Now in order to conduct the experiments successfully the experimenter requires to have the power of adapting the focus of his eye sharply to the various distances of the screen or to use an optical contrivance to supply this faculty if he should be deficient in it--at the time of writing this paper Galton was 84 years old, and the following words are very characteristic and indicate at least the nature of one of his `toys,' which I had puzzled over:
"The range of adaptability of my own eye, as in that of most elderly persons, has become very narrow, and during a long time was the cause of serious embarrassment in my various experiments on Resemblance. But all this difficulty was happily removed by a small inverting telescope of very low power,, that I made abroad in a very makeshift way, out of two small magnifying glasses that I had by me, with pasted paper tubes and corks. It acted so well that I was loath to replace it by a better. Its field of view was ample and enabled me to focus my eye sharply on 'comparates' at any distance from a few inches upwards. I will call telescopes that neither magnify nor minify by the name of Isoscopes; their use is simply to secure a sharp focus for the eye at any distance. Two convex lenses of 2 inches focal length seem to be on the whole most suitable for an isoscope. The tubes must admit of a wide range of adjustment. Either lens may serve as the eye-piece, but when used as such it should be covered by a cap with an eyehole. Distances must be measured from the object-glass. An isoscope should be fitted with two eye-pieces one of them furnished with a micrometer of crossed lines [i.e. an areal micrometer]. If the eye-piece be of 2 inches focus, and the distances between the lines one 50th of an inch, the intervals between them will subtend 1 sol and each small square will subtend one square-sol."

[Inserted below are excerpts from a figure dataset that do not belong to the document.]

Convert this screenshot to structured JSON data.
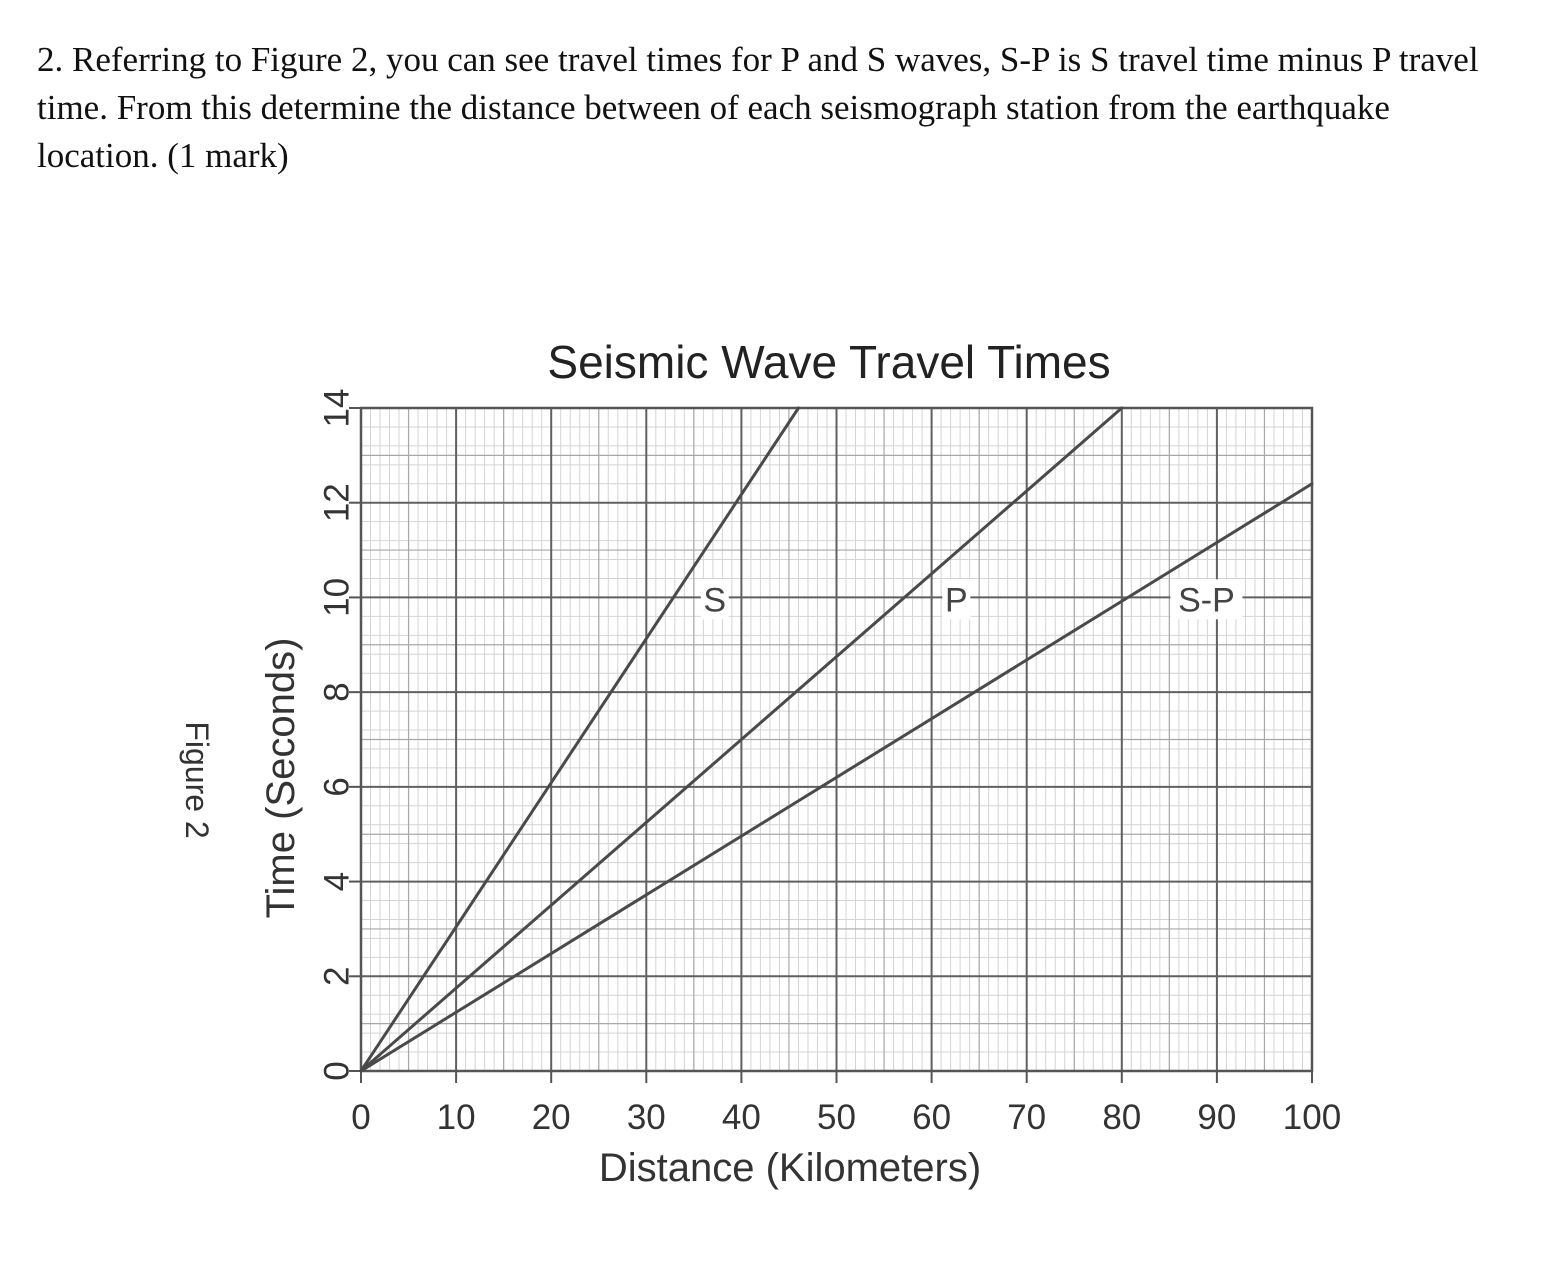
{
  "question": {
    "text": "2. Referring to Figure 2, you can see travel times for P and S waves, S-P is S travel time minus P travel time. From this determine the distance between of each seismograph station from the earthquake location. (1 mark)"
  },
  "figure": {
    "caption": "Figure 2"
  },
  "chart_data": {
    "type": "line",
    "title": "Seismic Wave Travel Times",
    "xlabel": "Distance (Kilometers)",
    "ylabel": "Time (Seconds)",
    "xlim": [
      0,
      100
    ],
    "ylim": [
      0,
      14
    ],
    "xticks": [
      0,
      10,
      20,
      30,
      40,
      50,
      60,
      70,
      80,
      90,
      100
    ],
    "yticks": [
      0,
      2,
      4,
      6,
      8,
      10,
      12,
      14
    ],
    "grid": true,
    "series": [
      {
        "name": "S",
        "points": [
          [
            0,
            0
          ],
          [
            46,
            14
          ]
        ],
        "label_at": [
          37.2,
          9.96
        ]
      },
      {
        "name": "P",
        "points": [
          [
            0,
            0
          ],
          [
            80,
            14
          ]
        ],
        "label_at": [
          62.6,
          9.96
        ]
      },
      {
        "name": "S-P",
        "points": [
          [
            0,
            0
          ],
          [
            100,
            12.4
          ]
        ],
        "label_at": [
          88.9,
          9.96
        ]
      }
    ],
    "colors": {
      "line": "#4a4a4a",
      "grid_major": "#606060",
      "grid_minor": "#d4d4d4"
    }
  }
}
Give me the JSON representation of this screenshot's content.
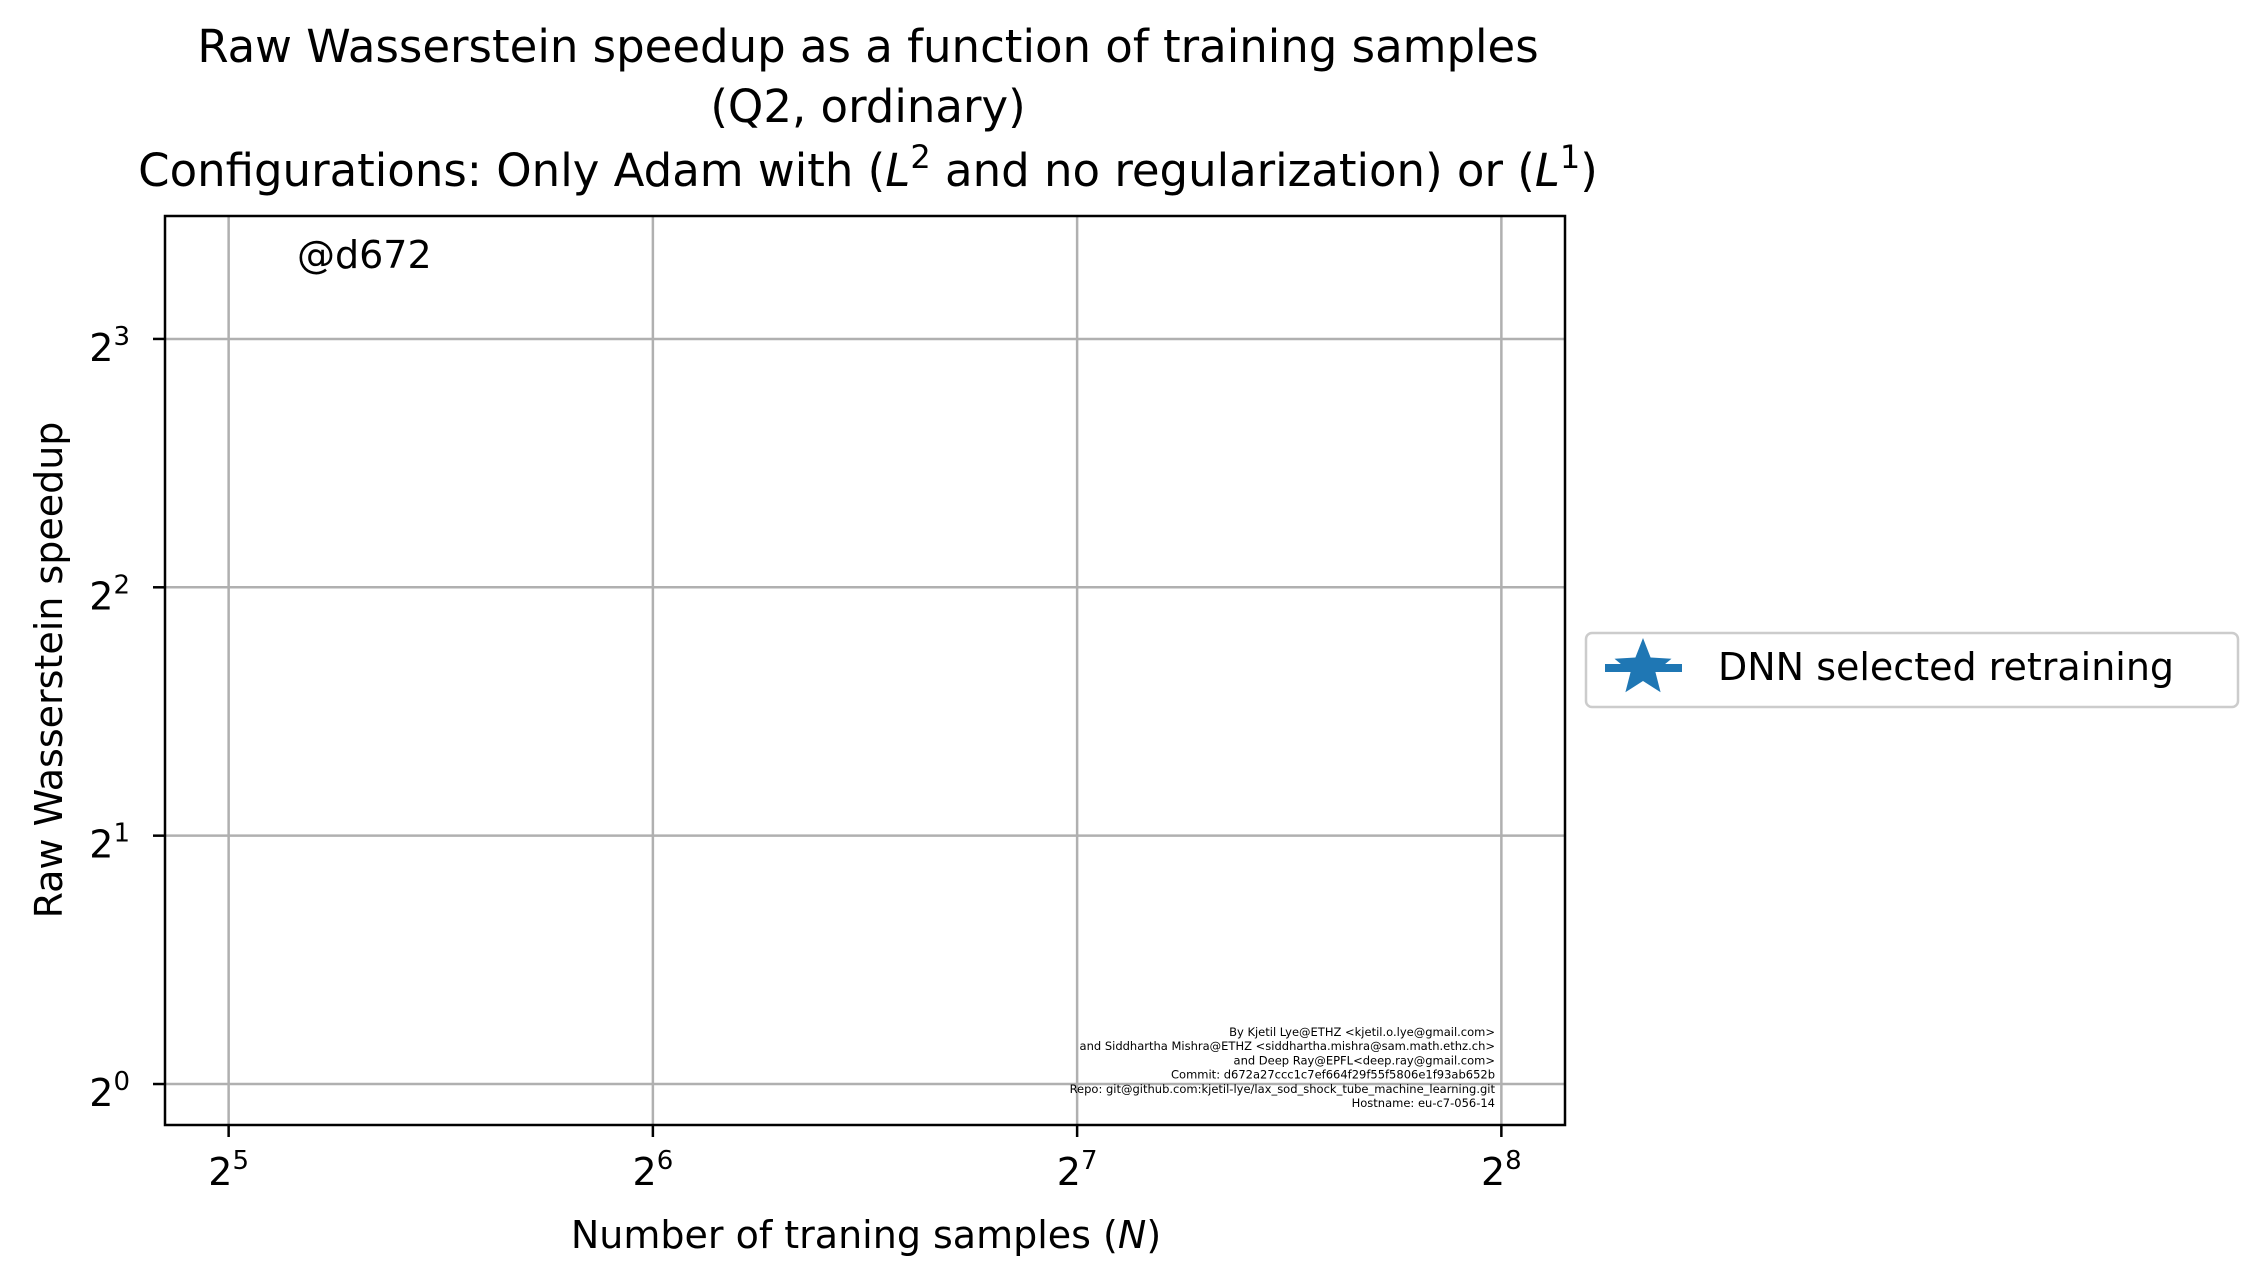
{
  "chart_data": {
    "type": "line",
    "title_lines": [
      "Raw Wasserstein speedup as a function of training samples",
      "(Q2, ordinary)"
    ],
    "subtitle": {
      "prefix": "Configurations: Only Adam with (",
      "l2_base": "L",
      "l2_exp": "2",
      "middle": " and no regularization) or (",
      "l1_base": "L",
      "l1_exp": "1",
      "suffix": ")"
    },
    "xlabel": {
      "text": "Number of traning samples (",
      "var": "N",
      "close": ")"
    },
    "ylabel": "Raw Wasserstein speedup",
    "x_scale": "log2",
    "y_scale": "log2",
    "x_ticks": [
      {
        "base": "2",
        "exp": "5",
        "value": 32
      },
      {
        "base": "2",
        "exp": "6",
        "value": 64
      },
      {
        "base": "2",
        "exp": "7",
        "value": 128
      },
      {
        "base": "2",
        "exp": "8",
        "value": 256
      }
    ],
    "y_ticks": [
      {
        "base": "2",
        "exp": "0",
        "value": 1
      },
      {
        "base": "2",
        "exp": "1",
        "value": 2
      },
      {
        "base": "2",
        "exp": "2",
        "value": 4
      },
      {
        "base": "2",
        "exp": "3",
        "value": 8
      }
    ],
    "xlim_log2": [
      4.85,
      8.15
    ],
    "ylim_log2": [
      -0.165,
      3.495
    ],
    "grid": true,
    "legend_position": "right, outside plot",
    "series": [
      {
        "name": "DNN selected retraining",
        "color": "#1f77b4",
        "marker": "star",
        "x": [],
        "y": []
      }
    ],
    "annotation": "@d672",
    "annotation_color": "#808080",
    "footer_color": "#b0b0b0",
    "footer_lines": [
      "By Kjetil Lye@ETHZ <kjetil.o.lye@gmail.com>",
      "and Siddhartha Mishra@ETHZ <siddhartha.mishra@sam.math.ethz.ch>",
      "and Deep Ray@EPFL<deep.ray@gmail.com>",
      "Commit: d672a27ccc1c7ef664f29f55f5806e1f93ab652b",
      "Repo: git@github.com:kjetil-lye/lax_sod_shock_tube_machine_learning.git",
      "Hostname: eu-c7-056-14"
    ]
  }
}
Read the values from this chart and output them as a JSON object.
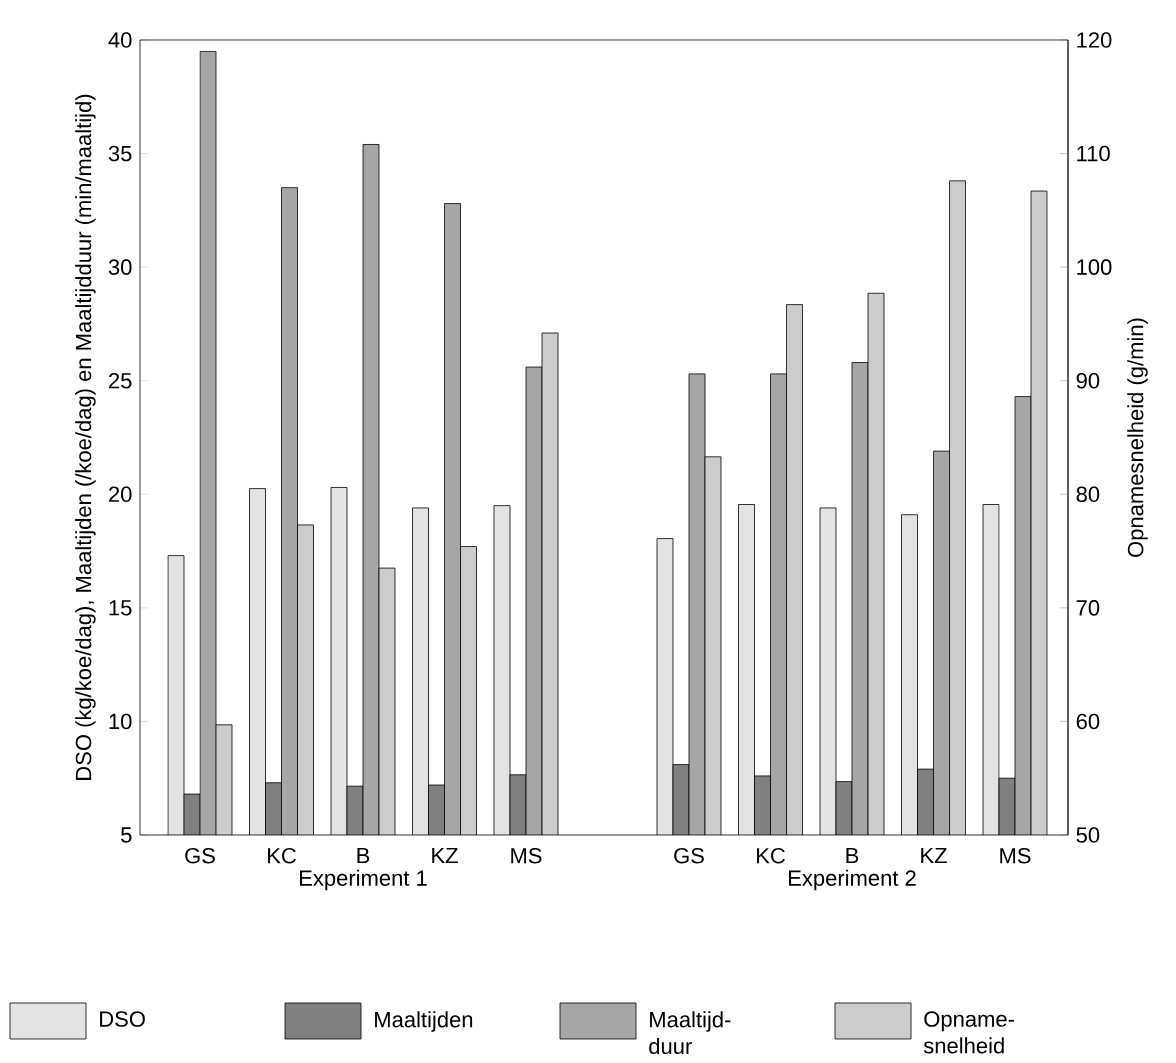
{
  "chart_data": {
    "type": "bar",
    "ylabel": "DSO (kg/koe/dag), Maaltijden (/koe/dag) en Maaltijdduur (min/maaltijd)",
    "y2label": "Opnamesnelheid (g/min)",
    "categories": [
      "GS",
      "KC",
      "B",
      "KZ",
      "MS",
      null,
      "GS",
      "KC",
      "B",
      "KZ",
      "MS"
    ],
    "series": [
      {
        "name": "DSO",
        "color": "#e3e3e3",
        "values": [
          17.3,
          20.25,
          20.3,
          19.4,
          19.5,
          null,
          18.05,
          19.55,
          19.4,
          19.1,
          19.55
        ]
      },
      {
        "name": "Maaltijden",
        "color": "#808080",
        "values": [
          6.8,
          7.3,
          7.15,
          7.2,
          7.65,
          null,
          8.1,
          7.6,
          7.35,
          7.9,
          7.5
        ]
      },
      {
        "name": "Maaltijd-duur",
        "color": "#a6a6a6",
        "values": [
          39.5,
          33.5,
          35.4,
          32.8,
          25.6,
          null,
          25.3,
          25.3,
          25.8,
          21.9,
          24.3
        ]
      },
      {
        "name": "Opname-snelheid",
        "color": "#cccccc",
        "axis": "y2",
        "values": [
          59.7,
          77.3,
          73.5,
          75.4,
          94.2,
          null,
          83.3,
          96.7,
          97.7,
          107.6,
          106.7
        ]
      }
    ],
    "ylim": [
      5,
      40
    ],
    "yticks": [
      5,
      10,
      15,
      20,
      25,
      30,
      35,
      40
    ],
    "y2lim": [
      50,
      120
    ],
    "y2ticks": [
      50,
      60,
      70,
      80,
      90,
      100,
      110,
      120
    ],
    "annotations": [
      "Experiment 1",
      "Experiment 2"
    ],
    "legend": "bottom"
  }
}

Galton proposes to take as his index of mistakability the number of square sols covered by either comparate when they are at the `critical distance,' and the corresponding angle is the critical angle. The measure of Resemblance between two comparates, he says, is the angular area of either of them at the critical distance when the comparates as a whole are mutually mistakable. The angular area as a whole is proportional to the number of just-distinguishable plots (i.e. for the normal eye plots of about 1 minute diameter) which they contain, the possibility of mistaking one comparate for another being due to apparent identity in every one of the just-distinguishable plots. The more numerous the plots, the more-minute is the coincidence, and consequently the closer the resemblance. It will be seen that the entire difference between this earlier and the later paper of Galton is the measurement by a solid instead of a plane angle.